Wren had already turned to the north and begun sampling the air. “We won’t know until we try. We’ve already been with the Fennecs, and they traded Mama away. They had us prisoner. We had to escape from them.”
Reyna considered his words. “I suppose it is the best we can do for now.”
“So we go to the Reds,” Wren said. “I think I have their scent…”
“Losh not go to forest children place,” the fairy said. “Losh help desert children.”
“Oh… Well, thank you for your help.” Reyna rummaged through her things and found the bottle she’d stolen. “Here. We won’t need this anymore.”
She set it down in the sand.
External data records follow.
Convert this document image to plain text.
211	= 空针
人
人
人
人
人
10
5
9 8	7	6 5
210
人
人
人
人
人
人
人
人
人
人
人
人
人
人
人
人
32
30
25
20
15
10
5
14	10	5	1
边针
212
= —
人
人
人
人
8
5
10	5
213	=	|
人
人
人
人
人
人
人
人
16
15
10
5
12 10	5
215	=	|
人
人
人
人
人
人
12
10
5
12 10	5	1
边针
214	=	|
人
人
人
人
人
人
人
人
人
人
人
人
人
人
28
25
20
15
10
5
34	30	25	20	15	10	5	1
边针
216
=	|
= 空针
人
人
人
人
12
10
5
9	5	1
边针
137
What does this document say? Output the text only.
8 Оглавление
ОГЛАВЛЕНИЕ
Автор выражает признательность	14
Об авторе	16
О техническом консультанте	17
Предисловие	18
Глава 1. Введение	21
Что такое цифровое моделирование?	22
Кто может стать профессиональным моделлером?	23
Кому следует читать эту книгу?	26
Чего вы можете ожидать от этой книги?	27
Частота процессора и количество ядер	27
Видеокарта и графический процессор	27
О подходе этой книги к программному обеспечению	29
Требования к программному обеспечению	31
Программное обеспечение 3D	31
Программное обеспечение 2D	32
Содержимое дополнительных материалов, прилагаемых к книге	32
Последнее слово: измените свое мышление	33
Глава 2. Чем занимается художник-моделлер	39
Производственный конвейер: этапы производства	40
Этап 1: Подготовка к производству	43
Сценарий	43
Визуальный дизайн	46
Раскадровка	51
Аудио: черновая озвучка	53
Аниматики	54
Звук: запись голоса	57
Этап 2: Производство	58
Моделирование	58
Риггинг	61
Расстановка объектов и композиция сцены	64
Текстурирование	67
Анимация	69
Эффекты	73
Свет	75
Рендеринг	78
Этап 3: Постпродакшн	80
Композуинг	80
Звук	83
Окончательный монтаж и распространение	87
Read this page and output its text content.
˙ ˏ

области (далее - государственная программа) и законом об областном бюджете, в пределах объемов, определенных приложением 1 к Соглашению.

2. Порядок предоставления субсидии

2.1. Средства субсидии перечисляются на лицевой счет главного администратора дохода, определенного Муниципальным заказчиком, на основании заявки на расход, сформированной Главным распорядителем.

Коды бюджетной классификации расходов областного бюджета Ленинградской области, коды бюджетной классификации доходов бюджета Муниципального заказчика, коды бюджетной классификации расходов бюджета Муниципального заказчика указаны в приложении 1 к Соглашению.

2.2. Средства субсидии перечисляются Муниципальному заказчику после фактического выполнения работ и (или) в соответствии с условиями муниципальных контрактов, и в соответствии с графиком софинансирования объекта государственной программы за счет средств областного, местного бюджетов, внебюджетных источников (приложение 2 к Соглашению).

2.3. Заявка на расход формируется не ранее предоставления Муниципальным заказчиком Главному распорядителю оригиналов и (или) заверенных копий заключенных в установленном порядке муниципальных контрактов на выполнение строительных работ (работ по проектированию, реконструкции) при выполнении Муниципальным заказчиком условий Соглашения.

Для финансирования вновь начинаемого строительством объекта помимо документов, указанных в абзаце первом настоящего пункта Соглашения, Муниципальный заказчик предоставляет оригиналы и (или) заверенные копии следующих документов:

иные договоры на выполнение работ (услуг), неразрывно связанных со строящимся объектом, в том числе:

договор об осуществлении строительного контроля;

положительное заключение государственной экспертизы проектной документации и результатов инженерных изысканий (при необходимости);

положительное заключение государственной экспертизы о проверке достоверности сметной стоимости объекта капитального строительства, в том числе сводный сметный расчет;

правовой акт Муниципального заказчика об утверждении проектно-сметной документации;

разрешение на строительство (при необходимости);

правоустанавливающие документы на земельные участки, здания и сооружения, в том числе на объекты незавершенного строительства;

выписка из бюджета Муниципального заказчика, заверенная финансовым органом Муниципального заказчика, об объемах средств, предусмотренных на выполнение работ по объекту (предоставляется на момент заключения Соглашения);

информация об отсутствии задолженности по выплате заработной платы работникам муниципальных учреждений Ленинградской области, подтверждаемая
Losh’s eyes widened.
“For Losh? All? ALL FOR LOSH?!” he trilled.
Reyna nodded vaguely. She, too, had turned her attention to the breeze. Losh clutched his hands and spun in a circle.
“Losh help desert children. Always. Forest children, never. But…” He clapped his hands. “Names!”
“What?”
“Names!” He thumped his chest. “Losh!” He flitted up and slapped Reyna’s shoulder.
“Reyna,” she said with a smile.
“Wren,” her brother offered without further prompting.
“Reyna, Wren. Thank you. Losh not forget.” He gathered up the bottle and happily darted south with it.
“What do you suppose that stuff was?” Wren asked.
“Whatever it is, he must really like it. But let’s go. Maybe we can catch the Reds before they get all the way back,” she replied.